Apache Flink Table/SQL

Introduction

This is a User Defined Function for Apache Flink Table

Getting the UDF

You can get the prebuilt UDF from maven central.

If you use a maven based project simply add this dependency to your project.

<dependency>
  <groupId>nl.basjes.parse.useragent</groupId>
  <artifactId>yauaa-flink-table</artifactId>
  <version>7.29.0</version>
</dependency>

Syntax

Assume you register this function under the name ParseUserAgent Then the generic usage in your SQL is

ParseUserAgent(<useragent>)

This returns a Map<String, String> with all the requested values in one go.

If you want to make use of the support for the User-Agent Client Hints you must call the function from your SQL with a list of header name and value. The header names must be the same as what a browser would send to the webserver (see: Specification).
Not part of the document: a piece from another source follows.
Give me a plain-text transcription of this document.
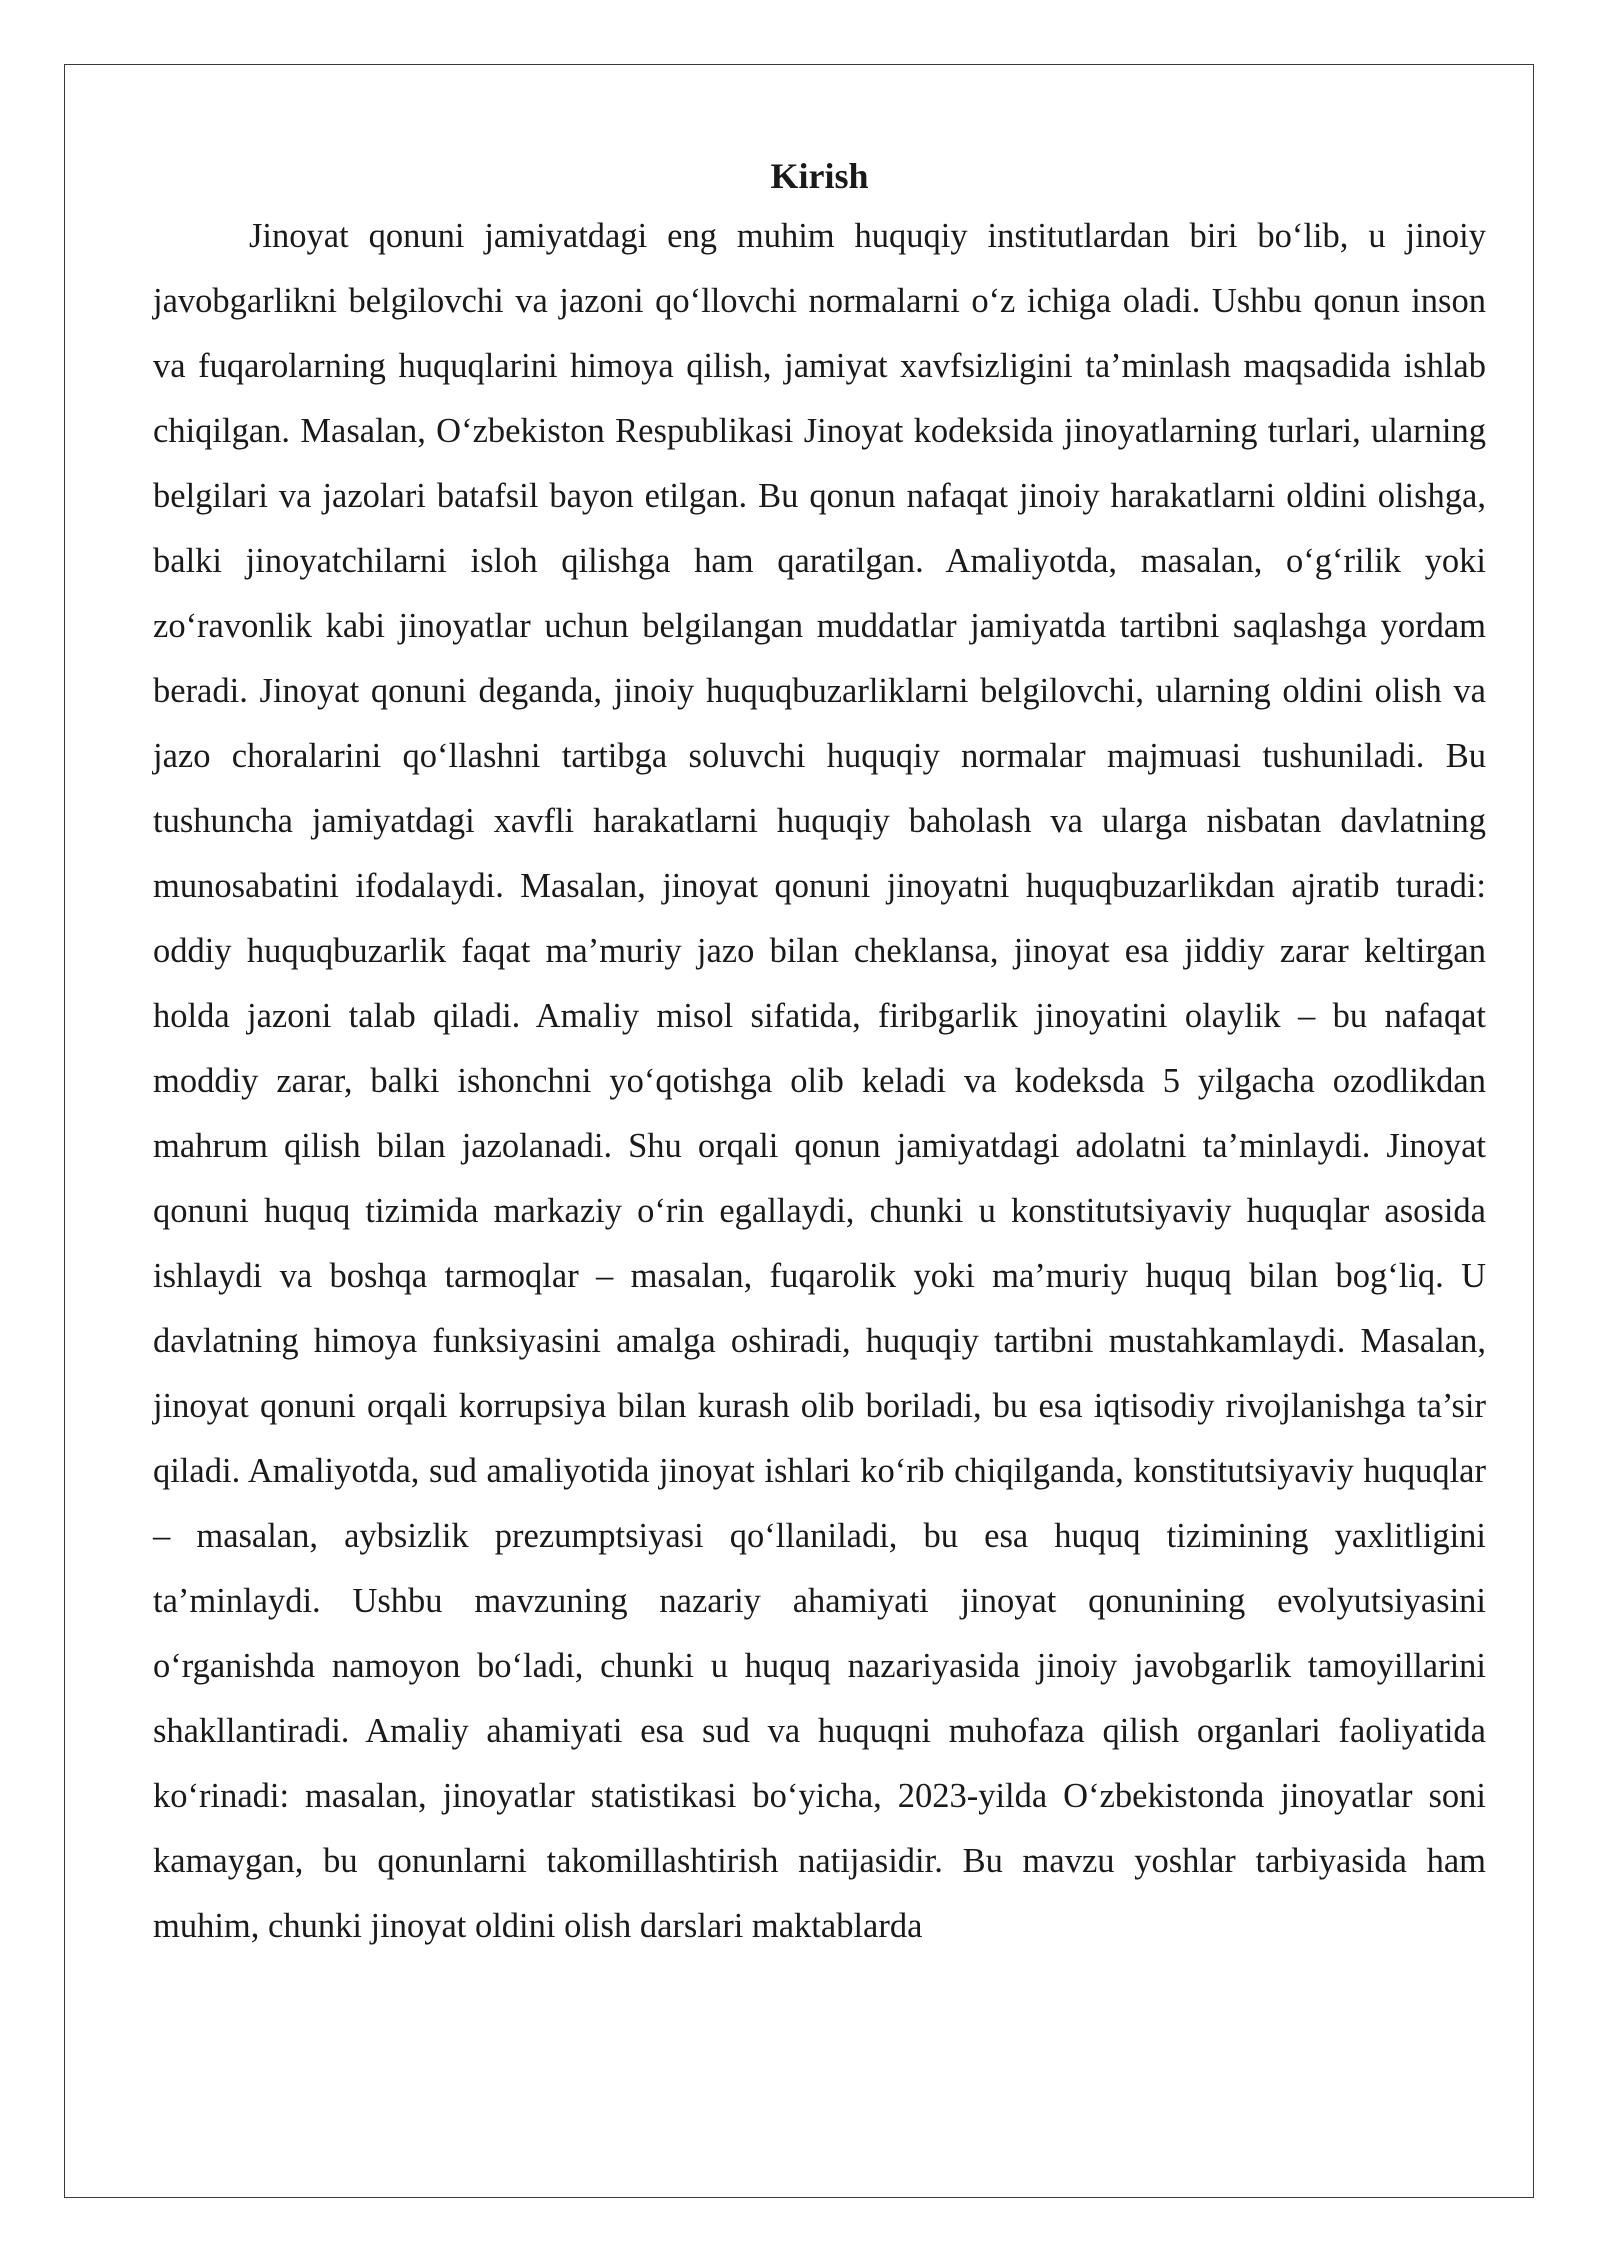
Kirish

Jinoyat qonuni jamiyatdagi eng muhim huquqiy institutlardan biri bo‘lib, u jinoiy javobgarlikni belgilovchi va jazoni qo‘llovchi normalarni o‘z ichiga oladi. Ushbu qonun inson va fuqarolarning huquqlarini himoya qilish, jamiyat xavfsizligini ta’minlash maqsadida ishlab chiqilgan. Masalan, O‘zbekiston Respublikasi Jinoyat kodeksida jinoyatlarning turlari, ularning belgilari va jazolari batafsil bayon etilgan. Bu qonun nafaqat jinoiy harakatlarni oldini olishga, balki jinoyatchilarni isloh qilishga ham qaratilgan. Amaliyotda, masalan, o‘g‘rilik yoki zo‘ravonlik kabi jinoyatlar uchun belgilangan muddatlar jamiyatda tartibni saqlashga yordam beradi. Jinoyat qonuni deganda, jinoiy huquqbuzarliklarni belgilovchi, ularning oldini olish va jazo choralarini qo‘llashni tartibga soluvchi huquqiy normalar majmuasi tushuniladi. Bu tushuncha jamiyatdagi xavfli harakatlarni huquqiy baholash va ularga nisbatan davlatning munosabatini ifodalaydi. Masalan, jinoyat qonuni jinoyatni huquqbuzarlikdan ajratib turadi: oddiy huquqbuzarlik faqat ma’muriy jazo bilan cheklansa, jinoyat esa jiddiy zarar keltirgan holda jazoni talab qiladi. Amaliy misol sifatida, firibgarlik jinoyatini olaylik – bu nafaqat moddiy zarar, balki ishonchni yo‘qotishga olib keladi va kodeksda 5 yilgacha ozodlikdan mahrum qilish bilan jazolanadi. Shu orqali qonun jamiyatdagi adolatni ta’minlaydi. Jinoyat qonuni huquq tizimida markaziy o‘rin egallaydi, chunki u konstitutsiyaviy huquqlar asosida ishlaydi va boshqa tarmoqlar – masalan, fuqarolik yoki ma’muriy huquq bilan bog‘liq. U davlatning himoya funksiyasini amalga oshiradi, huquqiy tartibni mustahkamlaydi. Masalan, jinoyat qonuni orqali korrupsiya bilan kurash olib boriladi, bu esa iqtisodiy rivojlanishga ta’sir qiladi. Amaliyotda, sud amaliyotida jinoyat ishlari ko‘rib chiqilganda, konstitutsiyaviy huquqlar – masalan, aybsizlik prezumptsiyasi qo‘llaniladi, bu esa huquq tizimining yaxlitligini ta’minlaydi. Ushbu mavzuning nazariy ahamiyati jinoyat qonunining evolyutsiyasini o‘rganishda namoyon bo‘ladi, chunki u huquq nazariyasida jinoiy javobgarlik tamoyillarini shakllantiradi. Amaliy ahamiyati esa sud va huquqni muhofaza qilish organlari faoliyatida ko‘rinadi: masalan, jinoyatlar statistikasi bo‘yicha, 2023-yilda O‘zbekistonda jinoyatlar soni kamaygan, bu qonunlarni takomillashtirish natijasidir. Bu mavzu yoshlar tarbiyasida ham muhim, chunki jinoyat oldini olish darslari maktablarda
Essentially two forms are now possible:

ParseUserAgent ( <useragent> , [<header name>,<value>]+ )

and the variant which requires the presense of a User-Agent header.
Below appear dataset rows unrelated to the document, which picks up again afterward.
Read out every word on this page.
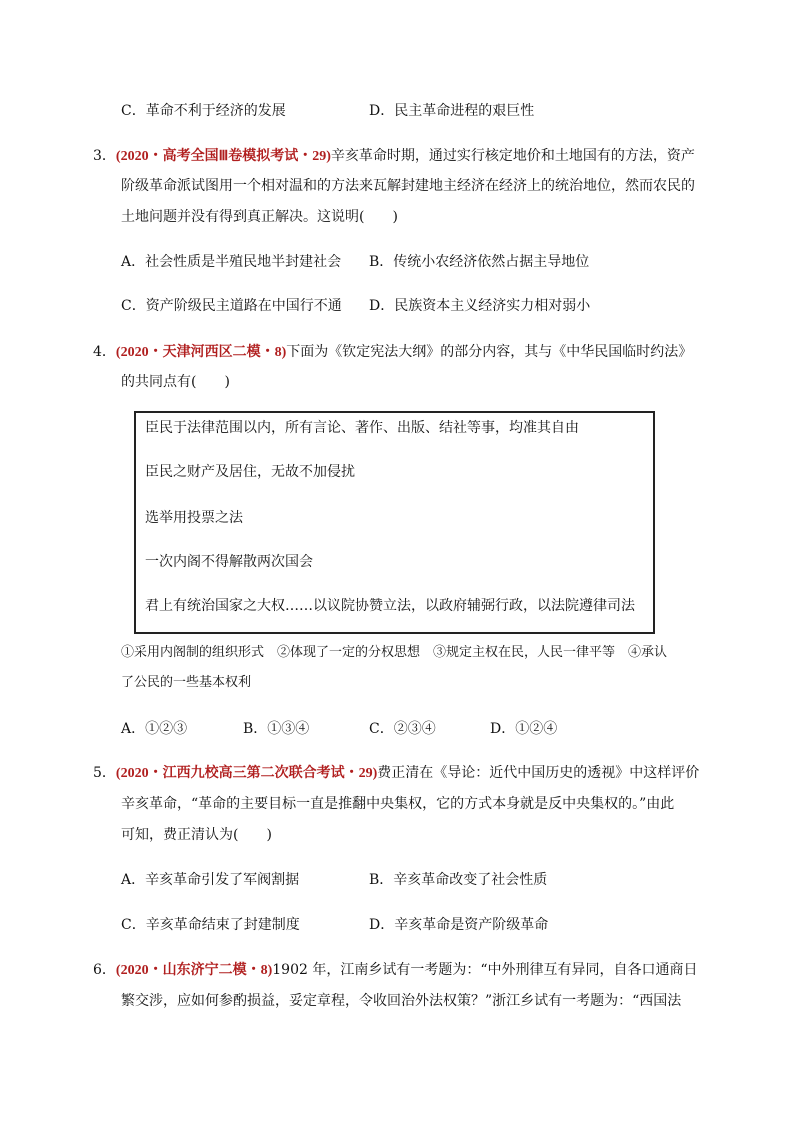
C．革命不利于经济的发展	D．民主革命进程的艰巨性
3．(2020・高考全国Ⅲ卷模拟考试・29)辛亥革命时期，通过实行核定地价和土地国有的方法，资产
阶级革命派试图用一个相对温和的方法来瓦解封建地主经济在经济上的统治地位，然而农民的
土地问题并没有得到真正解决。这说明(　　)
A．社会性质是半殖民地半封建社会 B．传统小农经济依然占据主导地位
C．资产阶级民主道路在中国行不通 D．民族资本主义经济实力相对弱小
4．(2020・天津河西区二模・8)下面为《钦定宪法大纲》的部分内容，其与《中华民国临时约法》
的共同点有(　　)
臣民于法律范围以内，所有言论、著作、出版、结社等事，均准其自由
臣民之财产及居住，无故不加侵扰
选举用投票之法
一次内阁不得解散两次国会
君上有统治国家之大权……以议院协赞立法，以政府辅弼行政，以法院遵律司法
①采用内阁制的组织形式　②体现了一定的分权思想　③规定主权在民，人民一律平等　④承认
了公民的一些基本权利
A．①②③	B．①③④	C．②③④	D．①②④
5．(2020・江西九校高三第二次联合考试・29)费正清在《导论：近代中国历史的透视》中这样评价
辛亥革命，“革命的主要目标一直是推翻中央集权，它的方式本身就是反中央集权的。”由此
可知，费正清认为(　　)
A．辛亥革命引发了军阀割据	B．辛亥革命改变了社会性质
C．辛亥革命结束了封建制度	D．辛亥革命是资产阶级革命
6．(2020・山东济宁二模・8)1902 年，江南乡试有一考题为：“中外刑律互有异同，自各口通商日
繁交涉，应如何参酌损益，妥定章程，令收回治外法权策？”浙江乡试有一考题为：“西国法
ParseUserAgent ( [<header name>,<value>]+ )

For example:

ParseUserAgent(
     'User-Agent',                   useragent,
     'Sec-CH-UA-Platform',           chPlatform,
     'Sec-CH-UA-Platform-Version',   chPlatformVersion
) AS parsedUseragent

Example usage (Java)

Assume you have either a BatchTableEnvironment or a StreamTableEnvironment in which you have defined your records as a table. In most cases I see (clickstream data) these records contain the useragent string in a column.

// Give the stream a Table Name
tableEnv.registerDataStream("AgentStream", inputStream, "timestamp, url, useragent");

Now you must do four things:

  • Determine the names of the fields you need.
  • Register the function with the full list of all the fields you want under the name you want.
  • Use the function in your SQL to do the parsing and extract the fields from that.
  • Run the query
// Register the function with all the desired fieldnames and optionally the size of the cache
tableEnv.registerFunction("ParseUserAgent", new AnalyzeUseragentFunction(15000, "DeviceClass", "AgentNameVersionMajor"));

// Define the query.
String sqlQuery =
    "SELECT useragent,"+
    "       ParseUserAgent(useragent)   as parsedUseragent" +
    "FROM AgentStream";

Table  resultTable   = tableEnv.sqlQuery(sqlQuery);

// A String and the Map with all results
TypeInformation<Row> tupleType = new RowTypeInfo(STRING, MAP(STRING, STRING));
DataStream<Row> resultSet = tableEnv.toAppendStream(resultTable, tupleType);

or something like this

// Register the function with all the desired fieldnames and optionally the size of the cache
tableEnv.registerFunction("ParseUserAgent", new AnalyzeUseragentFunction(15000, "DeviceClass", "AgentNameVersionMajor"));

// Define the query.
String sqlQuery =
    "SELECT useragent,"+
    "       parsedUseragent['DeviceClass']              AS deviceClass," +
    "       parsedUseragent['AgentNameVersionMajor']    AS agentNameVersionMajor " +
    "FROM ( " +
    "   SELECT useragent," +
    "          ParseUserAgent(useragent) AS parsedUseragent" +
    "   FROM   AgentStream " +
    ")";

Table  resultTable   = tableEnv.sqlQuery(sqlQuery);

// 3 Strings
TypeInformation<Row> tupleType = new RowTypeInfo(STRING, STRING, STRING);
DataStream<Row> resultSet = tableEnv.toAppendStream(resultTable, tupleType);